If your customer-driven agenda for your Customer Advisory Board is like most customer council meetings, customers were engaged and you are not lacking customer feedback. Some companies are awash in data and don’t take time to read the tea leaves. Others recognize the half-life of the information and quickly jump into action.
Consider these 3 steps to make the most of the customer advisory board conversation.
1. Create a visual of the customer guidance
A word cloud can be a useful step. Importantly, don’t wait for the final notes to be created to render your conversation. What do the verbatim comments from your meeting survey reveal? This can be created within hours after your meeting concludes. Once your minutes are complete, create another word cloud and compare the two.
2. Get everyone in on the takeaways for your company
The company delegates at your meeting are not there as part of the room décor. What are they hearing and learning?
- Hand out index cards for leadership and other company attendees to record the so-what of each session.
- Collect them and sort them by topic.
Where there’s redundancy, there’s gold for follow-up.

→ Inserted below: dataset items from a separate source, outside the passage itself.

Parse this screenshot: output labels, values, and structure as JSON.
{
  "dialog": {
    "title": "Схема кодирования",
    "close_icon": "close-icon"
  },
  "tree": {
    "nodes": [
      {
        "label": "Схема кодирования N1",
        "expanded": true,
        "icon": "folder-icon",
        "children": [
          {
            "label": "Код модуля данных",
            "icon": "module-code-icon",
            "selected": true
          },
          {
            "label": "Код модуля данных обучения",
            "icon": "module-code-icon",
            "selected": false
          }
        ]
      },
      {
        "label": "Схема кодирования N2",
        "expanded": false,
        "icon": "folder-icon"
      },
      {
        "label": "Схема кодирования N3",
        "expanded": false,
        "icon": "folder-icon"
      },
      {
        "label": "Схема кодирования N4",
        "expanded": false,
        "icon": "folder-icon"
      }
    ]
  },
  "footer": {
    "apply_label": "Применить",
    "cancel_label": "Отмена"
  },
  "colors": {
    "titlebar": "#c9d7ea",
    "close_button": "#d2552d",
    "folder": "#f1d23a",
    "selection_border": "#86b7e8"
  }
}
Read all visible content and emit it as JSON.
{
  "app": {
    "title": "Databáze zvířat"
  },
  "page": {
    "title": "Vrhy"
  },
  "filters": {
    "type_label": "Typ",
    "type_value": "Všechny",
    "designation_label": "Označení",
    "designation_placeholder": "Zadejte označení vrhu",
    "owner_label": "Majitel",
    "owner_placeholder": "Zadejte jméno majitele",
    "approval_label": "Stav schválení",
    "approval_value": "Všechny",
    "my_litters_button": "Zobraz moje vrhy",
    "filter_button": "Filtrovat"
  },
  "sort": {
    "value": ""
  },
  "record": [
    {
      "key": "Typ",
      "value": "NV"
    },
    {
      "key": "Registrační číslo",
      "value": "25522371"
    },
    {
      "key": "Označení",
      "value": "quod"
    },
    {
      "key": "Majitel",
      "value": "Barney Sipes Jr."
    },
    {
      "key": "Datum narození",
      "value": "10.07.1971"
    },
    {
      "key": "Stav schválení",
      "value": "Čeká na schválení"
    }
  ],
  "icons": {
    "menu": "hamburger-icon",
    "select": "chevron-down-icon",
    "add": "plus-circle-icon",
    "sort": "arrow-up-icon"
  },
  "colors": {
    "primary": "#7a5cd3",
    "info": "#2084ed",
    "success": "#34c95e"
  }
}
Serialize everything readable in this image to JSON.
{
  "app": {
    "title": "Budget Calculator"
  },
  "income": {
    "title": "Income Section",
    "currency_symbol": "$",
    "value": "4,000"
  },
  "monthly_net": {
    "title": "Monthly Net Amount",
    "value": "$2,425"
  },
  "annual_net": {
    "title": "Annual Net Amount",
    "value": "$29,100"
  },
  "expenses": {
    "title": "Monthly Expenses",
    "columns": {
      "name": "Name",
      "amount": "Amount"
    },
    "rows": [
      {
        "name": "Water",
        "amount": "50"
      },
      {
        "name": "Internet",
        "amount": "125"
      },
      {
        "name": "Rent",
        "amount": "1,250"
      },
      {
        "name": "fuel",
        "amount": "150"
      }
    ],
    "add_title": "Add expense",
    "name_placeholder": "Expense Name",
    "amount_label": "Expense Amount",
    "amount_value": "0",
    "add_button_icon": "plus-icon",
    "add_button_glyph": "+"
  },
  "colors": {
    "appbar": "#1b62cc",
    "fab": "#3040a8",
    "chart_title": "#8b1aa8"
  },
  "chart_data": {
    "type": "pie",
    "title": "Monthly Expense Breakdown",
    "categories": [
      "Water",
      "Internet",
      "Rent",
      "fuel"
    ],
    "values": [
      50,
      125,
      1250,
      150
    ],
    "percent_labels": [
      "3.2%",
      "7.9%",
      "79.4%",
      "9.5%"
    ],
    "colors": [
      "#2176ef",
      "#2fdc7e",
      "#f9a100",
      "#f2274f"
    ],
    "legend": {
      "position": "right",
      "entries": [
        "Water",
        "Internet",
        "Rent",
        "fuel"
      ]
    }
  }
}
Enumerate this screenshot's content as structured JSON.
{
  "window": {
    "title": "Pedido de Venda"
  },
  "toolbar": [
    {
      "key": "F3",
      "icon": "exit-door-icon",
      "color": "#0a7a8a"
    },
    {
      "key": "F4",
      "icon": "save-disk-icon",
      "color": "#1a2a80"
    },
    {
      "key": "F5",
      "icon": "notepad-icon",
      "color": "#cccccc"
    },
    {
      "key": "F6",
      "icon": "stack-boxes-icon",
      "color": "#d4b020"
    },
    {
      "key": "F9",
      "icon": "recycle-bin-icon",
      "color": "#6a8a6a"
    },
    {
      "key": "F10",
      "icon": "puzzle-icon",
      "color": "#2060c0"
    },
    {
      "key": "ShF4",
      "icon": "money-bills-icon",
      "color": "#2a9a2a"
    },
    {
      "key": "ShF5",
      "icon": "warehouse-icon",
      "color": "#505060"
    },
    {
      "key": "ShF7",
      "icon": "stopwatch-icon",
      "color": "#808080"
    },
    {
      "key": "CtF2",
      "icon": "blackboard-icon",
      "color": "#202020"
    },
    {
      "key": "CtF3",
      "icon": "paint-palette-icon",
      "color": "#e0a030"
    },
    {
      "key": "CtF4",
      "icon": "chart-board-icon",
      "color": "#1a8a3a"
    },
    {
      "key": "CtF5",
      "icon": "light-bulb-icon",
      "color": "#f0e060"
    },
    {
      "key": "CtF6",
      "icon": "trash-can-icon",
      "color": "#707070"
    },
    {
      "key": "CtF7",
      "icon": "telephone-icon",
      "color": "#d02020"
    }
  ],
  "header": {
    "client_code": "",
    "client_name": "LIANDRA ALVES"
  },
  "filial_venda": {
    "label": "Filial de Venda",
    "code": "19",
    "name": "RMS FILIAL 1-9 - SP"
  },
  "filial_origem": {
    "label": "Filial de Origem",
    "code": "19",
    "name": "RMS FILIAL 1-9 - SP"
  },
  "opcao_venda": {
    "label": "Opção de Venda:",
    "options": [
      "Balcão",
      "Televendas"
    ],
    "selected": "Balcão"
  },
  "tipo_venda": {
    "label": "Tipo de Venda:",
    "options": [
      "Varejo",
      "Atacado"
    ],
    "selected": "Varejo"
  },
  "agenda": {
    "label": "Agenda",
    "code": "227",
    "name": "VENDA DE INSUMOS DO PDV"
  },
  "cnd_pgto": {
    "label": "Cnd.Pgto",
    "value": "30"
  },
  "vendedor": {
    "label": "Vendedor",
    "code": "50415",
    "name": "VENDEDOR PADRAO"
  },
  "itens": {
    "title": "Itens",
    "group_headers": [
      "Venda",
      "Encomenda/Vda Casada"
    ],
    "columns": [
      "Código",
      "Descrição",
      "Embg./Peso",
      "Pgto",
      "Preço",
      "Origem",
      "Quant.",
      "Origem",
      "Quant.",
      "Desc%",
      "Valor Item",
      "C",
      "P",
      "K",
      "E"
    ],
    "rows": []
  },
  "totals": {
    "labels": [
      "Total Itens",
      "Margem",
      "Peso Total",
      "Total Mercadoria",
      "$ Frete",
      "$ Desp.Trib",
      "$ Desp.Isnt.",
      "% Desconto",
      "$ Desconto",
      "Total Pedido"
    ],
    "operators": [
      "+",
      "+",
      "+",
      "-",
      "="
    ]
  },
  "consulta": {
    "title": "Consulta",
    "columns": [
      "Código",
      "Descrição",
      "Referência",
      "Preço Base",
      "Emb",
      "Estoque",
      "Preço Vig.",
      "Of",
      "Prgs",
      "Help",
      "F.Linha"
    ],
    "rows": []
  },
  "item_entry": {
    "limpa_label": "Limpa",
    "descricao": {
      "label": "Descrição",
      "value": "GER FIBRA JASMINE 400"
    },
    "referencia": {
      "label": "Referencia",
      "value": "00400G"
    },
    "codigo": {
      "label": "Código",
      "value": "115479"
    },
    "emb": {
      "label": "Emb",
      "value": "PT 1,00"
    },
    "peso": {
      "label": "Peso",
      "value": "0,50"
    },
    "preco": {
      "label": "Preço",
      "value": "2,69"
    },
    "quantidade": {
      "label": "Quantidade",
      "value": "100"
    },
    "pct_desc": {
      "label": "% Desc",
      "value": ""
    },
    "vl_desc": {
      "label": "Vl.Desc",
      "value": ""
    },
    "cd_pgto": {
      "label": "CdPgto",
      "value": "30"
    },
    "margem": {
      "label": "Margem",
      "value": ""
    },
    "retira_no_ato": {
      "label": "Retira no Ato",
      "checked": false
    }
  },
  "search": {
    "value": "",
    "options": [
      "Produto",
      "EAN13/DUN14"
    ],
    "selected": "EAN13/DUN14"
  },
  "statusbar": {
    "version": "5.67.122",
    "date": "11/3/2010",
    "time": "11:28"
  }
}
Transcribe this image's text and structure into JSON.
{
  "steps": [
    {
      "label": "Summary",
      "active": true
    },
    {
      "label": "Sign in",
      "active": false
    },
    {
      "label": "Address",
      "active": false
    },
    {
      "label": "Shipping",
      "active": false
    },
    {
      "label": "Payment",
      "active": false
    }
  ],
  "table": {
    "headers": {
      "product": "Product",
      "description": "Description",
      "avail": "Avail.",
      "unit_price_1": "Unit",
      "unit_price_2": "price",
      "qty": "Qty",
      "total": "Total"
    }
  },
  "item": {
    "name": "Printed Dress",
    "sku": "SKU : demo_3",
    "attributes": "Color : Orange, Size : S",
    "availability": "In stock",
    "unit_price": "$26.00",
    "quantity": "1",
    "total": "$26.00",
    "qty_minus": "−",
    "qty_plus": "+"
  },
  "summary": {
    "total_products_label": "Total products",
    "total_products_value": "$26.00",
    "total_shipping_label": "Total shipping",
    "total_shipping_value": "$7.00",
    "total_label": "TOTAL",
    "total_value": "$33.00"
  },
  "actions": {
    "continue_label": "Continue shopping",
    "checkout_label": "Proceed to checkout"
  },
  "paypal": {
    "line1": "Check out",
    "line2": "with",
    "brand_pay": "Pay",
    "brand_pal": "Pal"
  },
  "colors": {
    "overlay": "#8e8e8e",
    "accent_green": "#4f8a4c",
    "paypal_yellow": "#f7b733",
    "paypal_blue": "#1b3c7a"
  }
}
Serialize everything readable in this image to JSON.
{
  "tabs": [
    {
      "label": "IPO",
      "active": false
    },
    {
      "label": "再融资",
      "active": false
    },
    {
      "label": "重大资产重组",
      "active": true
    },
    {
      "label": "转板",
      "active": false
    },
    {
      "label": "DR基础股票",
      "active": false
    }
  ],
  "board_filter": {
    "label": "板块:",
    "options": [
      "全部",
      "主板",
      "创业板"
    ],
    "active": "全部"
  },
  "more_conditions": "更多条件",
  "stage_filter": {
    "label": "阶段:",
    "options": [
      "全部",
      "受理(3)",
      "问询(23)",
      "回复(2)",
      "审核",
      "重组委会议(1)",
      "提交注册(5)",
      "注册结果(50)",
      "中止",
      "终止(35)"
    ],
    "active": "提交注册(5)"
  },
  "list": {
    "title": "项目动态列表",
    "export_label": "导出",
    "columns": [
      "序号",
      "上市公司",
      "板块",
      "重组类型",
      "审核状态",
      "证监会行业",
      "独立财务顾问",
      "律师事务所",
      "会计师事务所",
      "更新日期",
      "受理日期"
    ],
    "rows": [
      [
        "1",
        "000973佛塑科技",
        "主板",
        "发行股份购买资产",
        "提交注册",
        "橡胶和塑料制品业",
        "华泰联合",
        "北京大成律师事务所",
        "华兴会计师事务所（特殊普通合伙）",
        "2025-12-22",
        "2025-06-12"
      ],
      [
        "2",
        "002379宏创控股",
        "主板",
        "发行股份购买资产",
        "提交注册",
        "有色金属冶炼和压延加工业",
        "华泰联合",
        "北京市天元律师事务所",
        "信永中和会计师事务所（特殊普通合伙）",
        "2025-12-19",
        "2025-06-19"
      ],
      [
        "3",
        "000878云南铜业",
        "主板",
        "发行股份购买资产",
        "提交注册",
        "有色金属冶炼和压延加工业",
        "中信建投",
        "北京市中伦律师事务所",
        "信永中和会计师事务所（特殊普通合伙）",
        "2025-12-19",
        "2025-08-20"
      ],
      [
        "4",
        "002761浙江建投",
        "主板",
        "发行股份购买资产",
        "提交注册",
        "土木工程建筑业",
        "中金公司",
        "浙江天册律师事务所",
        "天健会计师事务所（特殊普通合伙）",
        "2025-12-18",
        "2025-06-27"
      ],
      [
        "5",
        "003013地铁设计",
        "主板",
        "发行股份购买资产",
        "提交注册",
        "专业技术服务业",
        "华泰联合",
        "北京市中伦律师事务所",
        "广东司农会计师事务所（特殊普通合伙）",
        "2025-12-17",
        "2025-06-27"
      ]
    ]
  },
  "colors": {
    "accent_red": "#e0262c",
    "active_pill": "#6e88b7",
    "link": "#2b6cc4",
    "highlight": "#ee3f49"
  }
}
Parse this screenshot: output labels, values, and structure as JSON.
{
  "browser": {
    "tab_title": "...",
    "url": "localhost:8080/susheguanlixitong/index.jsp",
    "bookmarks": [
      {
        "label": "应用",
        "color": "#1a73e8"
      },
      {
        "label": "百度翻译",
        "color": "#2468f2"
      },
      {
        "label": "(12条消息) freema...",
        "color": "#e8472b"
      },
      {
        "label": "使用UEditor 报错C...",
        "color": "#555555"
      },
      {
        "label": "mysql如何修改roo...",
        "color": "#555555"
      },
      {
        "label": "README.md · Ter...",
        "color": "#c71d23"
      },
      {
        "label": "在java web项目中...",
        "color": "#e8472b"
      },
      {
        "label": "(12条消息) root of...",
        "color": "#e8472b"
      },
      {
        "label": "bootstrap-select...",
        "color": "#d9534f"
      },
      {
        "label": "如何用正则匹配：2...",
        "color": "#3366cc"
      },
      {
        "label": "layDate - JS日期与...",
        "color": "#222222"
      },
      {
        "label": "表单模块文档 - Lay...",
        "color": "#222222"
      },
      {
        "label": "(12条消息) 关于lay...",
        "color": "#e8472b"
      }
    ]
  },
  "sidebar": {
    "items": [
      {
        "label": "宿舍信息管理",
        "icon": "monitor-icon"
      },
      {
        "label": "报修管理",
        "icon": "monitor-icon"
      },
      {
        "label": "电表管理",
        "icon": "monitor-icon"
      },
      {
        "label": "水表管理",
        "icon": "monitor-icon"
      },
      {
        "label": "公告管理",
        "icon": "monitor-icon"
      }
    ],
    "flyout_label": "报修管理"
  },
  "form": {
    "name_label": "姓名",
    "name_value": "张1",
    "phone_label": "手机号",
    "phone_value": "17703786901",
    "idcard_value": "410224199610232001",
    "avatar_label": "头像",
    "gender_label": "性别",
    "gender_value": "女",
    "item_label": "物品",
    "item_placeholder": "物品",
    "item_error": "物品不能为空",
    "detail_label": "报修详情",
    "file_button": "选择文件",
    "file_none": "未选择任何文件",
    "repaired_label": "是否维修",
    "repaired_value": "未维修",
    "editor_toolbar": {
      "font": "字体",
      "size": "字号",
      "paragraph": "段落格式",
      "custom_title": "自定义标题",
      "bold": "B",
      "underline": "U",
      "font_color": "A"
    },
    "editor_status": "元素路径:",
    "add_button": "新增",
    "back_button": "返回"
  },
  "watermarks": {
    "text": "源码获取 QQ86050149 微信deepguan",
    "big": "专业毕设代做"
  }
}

And, don’t be surprised if your customers get in on the act. Once they see what the sponsoring company is doing, they may submit their own cards – now, that’s really golden feedback.
3. Harness the action items for prompt follow-up.
The best practice is for the action items to be clearly articulated during the meeting. Given the ebb and flow of the customer dialogue, it may be difficult to decipher clear trends. Usually the big issues are obvious, but there may be nuanced discussion that is also important.
Find time to take a time-out among the leadership team.
- A leadership team caucus during one of the breaks in the customer advisory board meeting is a good opportunity to calibrate views and gain consensus.
- Daily caucuses are recommended – before customer feedback roundtables – to calibrate what the sponsoring company has heard.
- The meeting closes with the agreed to action items and consensus between sponsoring company and the members.
And, it’s especially effective to hold a customer advisory board conference call within a month to share the priority the company set to pursue the action items.
The real challenge is managing the action items – but that’s a future blog.
Your Customer Advisory Board members are spending time and effort to provide guidance for your business. Your company is expending considerable resources – money and Leadership Team commitment. Attending to the detail steps to leverage customer feedback from the meeting enables a return on the investment for all.